VIII - o pregão e a sanção imposta,  no caso de não comparecimento;

IX - as testemunhas dispensadas de depor;

X - o recolhimento das testemunhas a lugar de onde umas não pudessem ouvir o depoimento das outras;

XI - a verificação das cédulas pelo juiz presidente;

XII - a formação do Conselho de Sentença, com o registro dos nomes dos jurados sorteados e recusas;

XIII - o compromisso e o interrogatório, com simples referência ao termo;

XIV - os debates e as alegações das partes com os respectivos fundamentos;

XV - os incidentes;

XVI - o julgamento da causa;

XVII - a publicidade dos atos da instrução plenária, das diligências e da sentença.”(NR)

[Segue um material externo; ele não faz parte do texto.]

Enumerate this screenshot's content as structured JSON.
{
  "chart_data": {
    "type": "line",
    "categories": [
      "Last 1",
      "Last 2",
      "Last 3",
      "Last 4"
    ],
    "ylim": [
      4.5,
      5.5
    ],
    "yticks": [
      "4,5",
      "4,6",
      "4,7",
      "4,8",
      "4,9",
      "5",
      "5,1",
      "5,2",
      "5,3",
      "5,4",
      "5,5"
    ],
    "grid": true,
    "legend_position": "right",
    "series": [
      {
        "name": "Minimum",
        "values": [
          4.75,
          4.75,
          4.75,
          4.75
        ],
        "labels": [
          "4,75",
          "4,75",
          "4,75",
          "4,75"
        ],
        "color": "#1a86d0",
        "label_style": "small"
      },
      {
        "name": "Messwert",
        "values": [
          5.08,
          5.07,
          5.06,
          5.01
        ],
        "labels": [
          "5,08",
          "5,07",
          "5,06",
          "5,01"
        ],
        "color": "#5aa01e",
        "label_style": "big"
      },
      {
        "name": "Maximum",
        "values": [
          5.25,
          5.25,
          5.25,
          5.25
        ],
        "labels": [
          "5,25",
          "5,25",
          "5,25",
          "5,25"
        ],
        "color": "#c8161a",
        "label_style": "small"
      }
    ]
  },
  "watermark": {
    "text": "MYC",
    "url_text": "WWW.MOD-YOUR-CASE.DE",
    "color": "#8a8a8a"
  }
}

“Art. 496. A falta da ata sujeitará o responsável a sanções administrativa e penal.”(NR)

“Seção XVI
Das atribuições do presidente do Tribunal do Júri

Art. 497. São atribuições do juiz presidente do Tribunal do Júri, além de outras expressamente referidas neste Código:

I - regular a polícia das sessões e prender os desobedientes;

II - requisitar o auxílio da força pública, que ficará sob sua exclusiva autoridade;

III - dirigir os debates, intervindo em caso de abuso ou excesso de linguagem;

IV - resolver as questões incidentes que não dependam de pronunciamento do Júri;

V - nomear defensor ao acusado, quando considerá-lo indefeso, podendo, neste caso, dissolver o conselho e designar novo dia para o julgamento, com a nomeação ou a constituição de novo defensor;

VI - mandar retirar da sala o acusado que dificultar a realização do julgamento, o qual prosseguirá sem a sua presença;

VII - suspender a sessão pelo tempo indispensável à realização das diligências requeridas ou entendidas necessárias, mantida a incomunicabilidade dos jurados;

VIII - interromper a sessão por tempo razoável, para proferir sentença e para repouso ou refeição dos jurados;

IX - decidir, de ofício ou a requerimento das partes, a argüição  de extinção de punibilidade;

X - resolver as questões de direito suscitadas no curso do julgamento;

XI - determinar, de ofício ou a requerimento das partes ou de qualquer jurado, as diligências destinadas a sanar nulidade ou a suprir falta que prejudique o esclarecimento da verdade;

XII - regulamentar, durante os debates, a intervenção de uma das partes, quando a outra estiver com a palavra, podendo conceder até três minutos para cada aparte requerido, que serão acrescidos ao tempo desta última.”(NR)

Art. 2 o  Esta Lei entrará em vigor sessenta dias após a data de sua publicação.